Jeffrey LewisMissile-palooza

The wits are out with their own doctored images of Iran’s recent missile launch.

This is my favorite so far, but there are lots at Boing Boing, Danger Room, and the Economist.

Warning, there is some sort of recurring theme about kittens that makes me vaguely uncomfortable.

Comments

  1. Dazz

    Utterly Fabulous!!! LMAO.

  2. Ak Malten (History)

    hmmm, jeffrey, now you got me scared! Ha, ha!

    Nice work !

    But the background of all of this, including why these rockets were flying, is scary indeed !
    We have to try and prevent this from happening and thus the next US led illegal war of aggression from starting in the first place. The Iranian are not warning us for nothing !

    Ak Malten

  3. Sid (History)

    the kittens are from the ‘Lolcat’ meme, not necessarily discomfiting.

  4. Major Lemon (History)

    Iranians are a threat. Threats tend to be scary.

  5. hass (History)

    Yes funny but who can forget this other bit of graphic fun and games ?

  6. John Weaver (History)

    It must be very comforting to the Israelis that only 75% of the Iranian missiles would land on them!

    Mutually Assured Destruction only works as a strategy when the enemy values its people’s lives as much as you do your own. Fundamentalist Muslims seem not to be afraid of death, so MAD does not work with them. I could well imagine that some Iranians would happily exchange 10m “martyrs” for the eradication of Israel and the adulation of the Muslim world.

    The only sure way forward for Israel is a pre-emptive strike to remove the WMD (or the Iranians!).

  7. Tom H

    We’re attacking another country, then. Pass the popcorn.

  8. Yossi

    hass, why don’t you show a more recent work of art and ask how many poles were there originally?

    John Weaver, your sincere caring for my country is very much appreciated but any serious study of Iranian government, even the famous NIE, concludes they are very rational and pragmatic. MAD is certainly going to work with them and that’s why I sleep very well although I live in Jerusalem. I don’t think a pre-emptive strike is necessary, on the contrary I think that such a power balance will make our region more sane.

  9. Andrew Foland (History)

    John Weaver—

    as I recall, in the Second World War, the Japanese Air Force made heavy use of kamikazes who “seemed not to be afraid of death”. Nonetheless MAD (or, in that case, AD) did indeed “work with them.”

    In short, don’t mistake the actions of outlier fanatics for the actual calculations being made by their leaders (or, for that matter, for the sentiments of their publics at large.)

  10. John Weaver (History)

    Yossi: It will all be down to the man with his finger on the button. You really are sure?

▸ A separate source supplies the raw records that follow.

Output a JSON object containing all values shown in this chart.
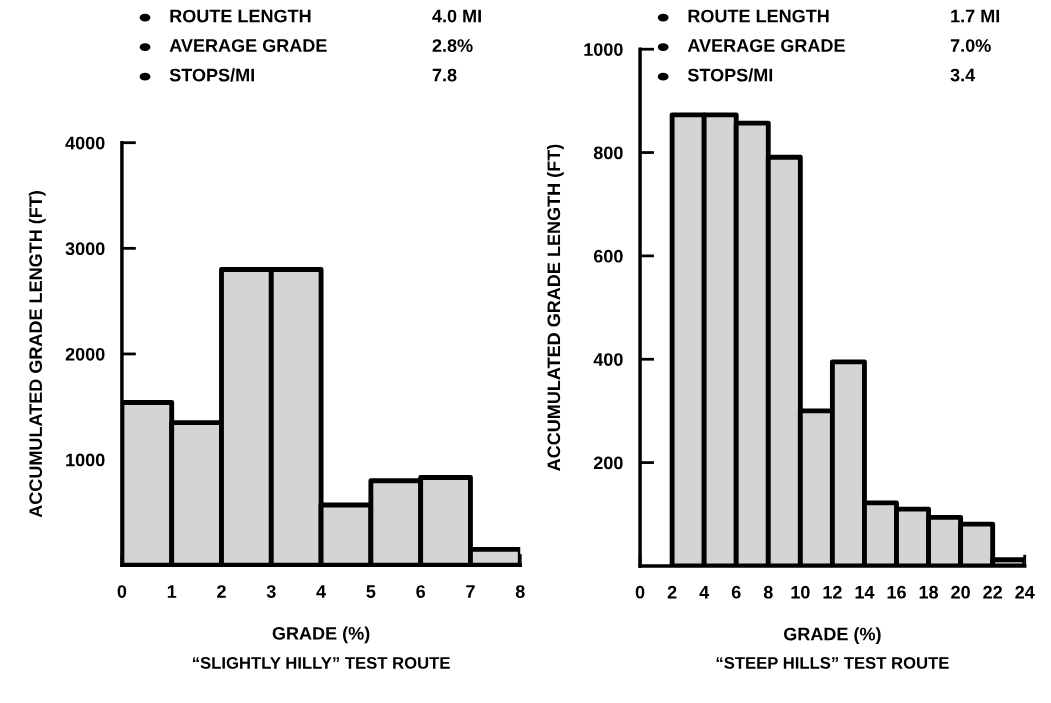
{
  "chart_data": [
    {
      "type": "histogram",
      "title": "“SLIGHTLY HILLY” TEST ROUTE",
      "xlabel": "GRADE (%)",
      "ylabel": "ACCUMULATED GRADE LENGTH (FT)",
      "annotations": [
        "ROUTE LENGTH",
        "4.0 MI",
        "AVERAGE GRADE",
        "2.8%",
        "STOPS/MI",
        "7.8"
      ],
      "bins": [
        0,
        1,
        2,
        3,
        4,
        5,
        6,
        7,
        8
      ],
      "values": [
        1540,
        1350,
        2800,
        2800,
        570,
        800,
        830,
        150
      ],
      "color": "#d4d4d4",
      "xlim": [
        0,
        8
      ],
      "xticks": [
        0,
        1,
        2,
        3,
        4,
        5,
        6,
        7,
        8
      ],
      "ylim": [
        0,
        4000
      ],
      "yticks": [
        1000,
        2000,
        3000,
        4000
      ],
      "grid": false
    },
    {
      "type": "histogram",
      "title": "“STEEP HILLS” TEST ROUTE",
      "xlabel": "GRADE (%)",
      "ylabel": "ACCUMULATED GRADE LENGTH (FT)",
      "annotations": [
        "ROUTE LENGTH",
        "1.7 MI",
        "AVERAGE GRADE",
        "7.0%",
        "STOPS/MI",
        "3.4"
      ],
      "bins": [
        2,
        4,
        6,
        8,
        10,
        12,
        14,
        16,
        18,
        20,
        22,
        24
      ],
      "values": [
        873,
        873,
        857,
        791,
        300,
        395,
        122,
        110,
        94,
        81,
        12
      ],
      "color": "#d4d4d4",
      "xlim": [
        0,
        24
      ],
      "xticks": [
        0,
        2,
        4,
        6,
        8,
        10,
        12,
        14,
        16,
        18,
        20,
        22,
        24
      ],
      "ylim": [
        0,
        1000
      ],
      "yticks": [
        200,
        400,
        600,
        800,
        1000
      ],
      "grid": false
    }
  ]
}
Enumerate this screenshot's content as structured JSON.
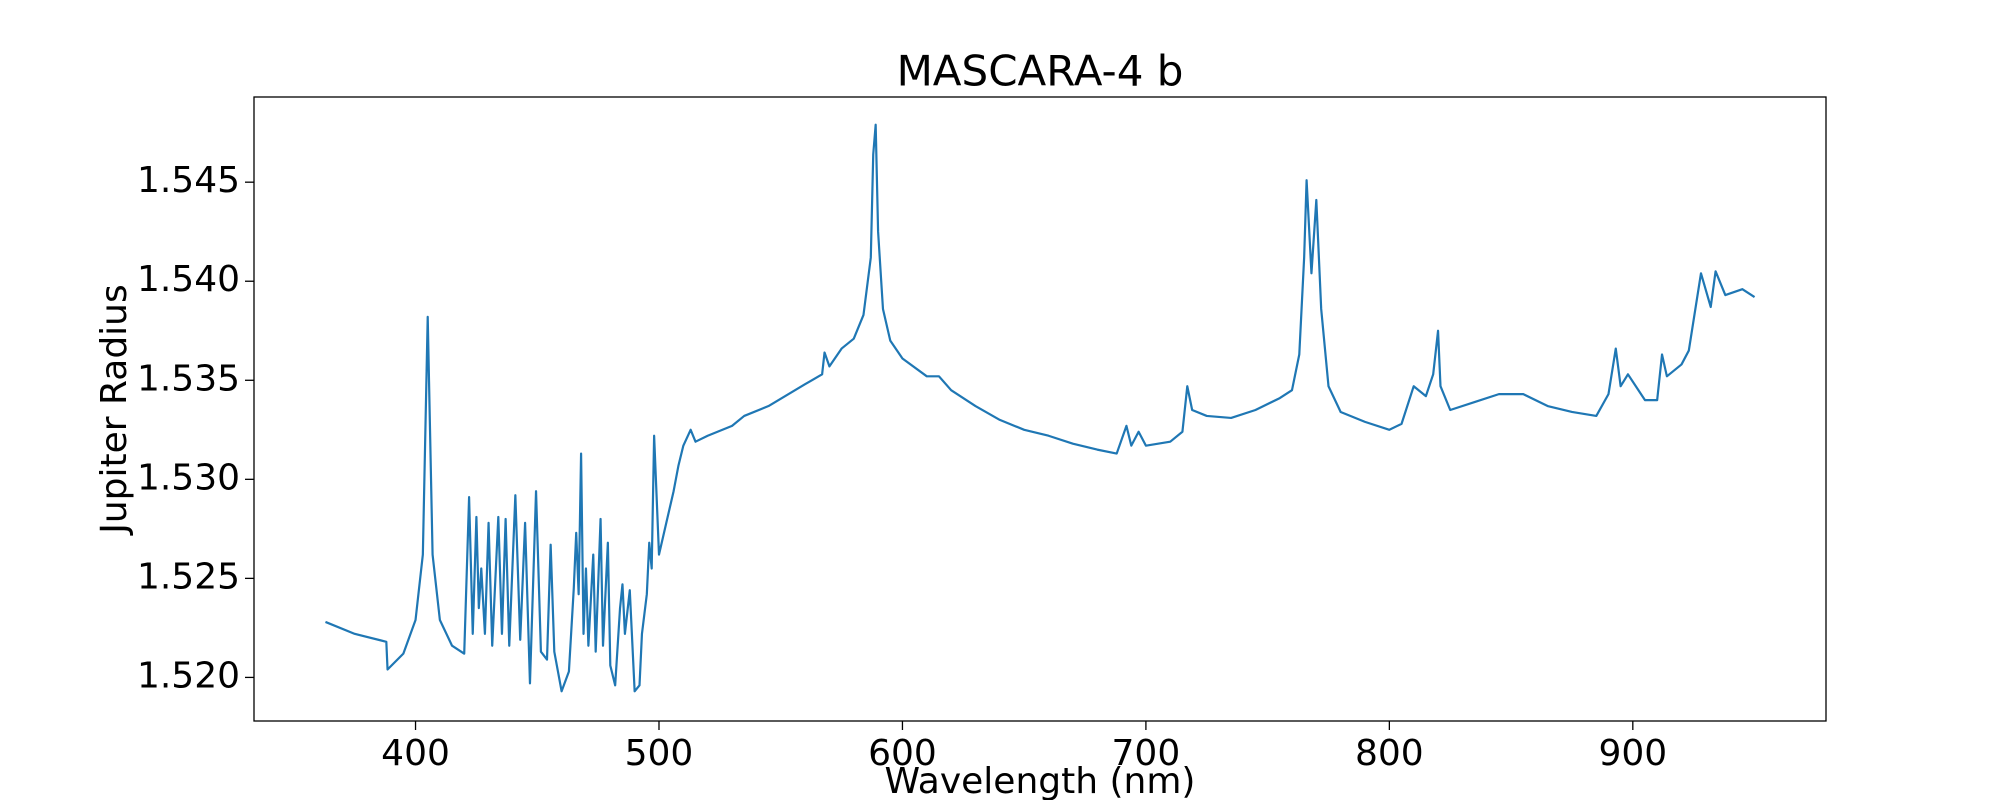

    Andrew Foland: The Kamikaze pilots were a spent force by the time the decision was taken to nuke Japan. This was Assured Destruction; there was nothing mutual about it. If the Japanese had instead developed a deliverable nuclear device, and threatened to use it in retaliation to US forces landing on the Japanese mainland, then this would have been MAD and the war would have ended in a negotiated truce.

  11. Katherine (History)

    Some more instant classics here: http://www.geekologie.com/2008/07/more_iranian_missile_photoshop.php.

    I’m fond of the “Attack of the Clone Tool.”

  12. peter (History)

    I can’t help but note that the doctrine of MAD [Mutually Assured Destruction] does not pertain to the Iranian/Islraeli situation. It only works on a simple schoolyard seesaw where each actor is roughly equal in nuclear power. Otherwise the doctrine is destbilizing. Just look at Israel: Its nuclear capability has only served to *DE*stabilize the region, completely anathema to the intent.

  13. ritzl (History)

    ROFLMAO. I haven’t laughed this hard on a political subject since, well, ever. Thanks.

    Truth.

  14. Major Lemon (History)

    Peter, destabilizing effect of imbalance of power is only destabilizing if the equation: threat = intentions x capabilities is grossly mismatched one element either side. Israel has capability but its intentions are not expansionist as Irans are. Iran is the cause of the instability, not Israel which is in co-existence mode. It makes no difference to Iran whether Israel has nukes or not. Iran being expansionist has aggressive intentions and may soon have a nuclear military capability unless someone does something about it.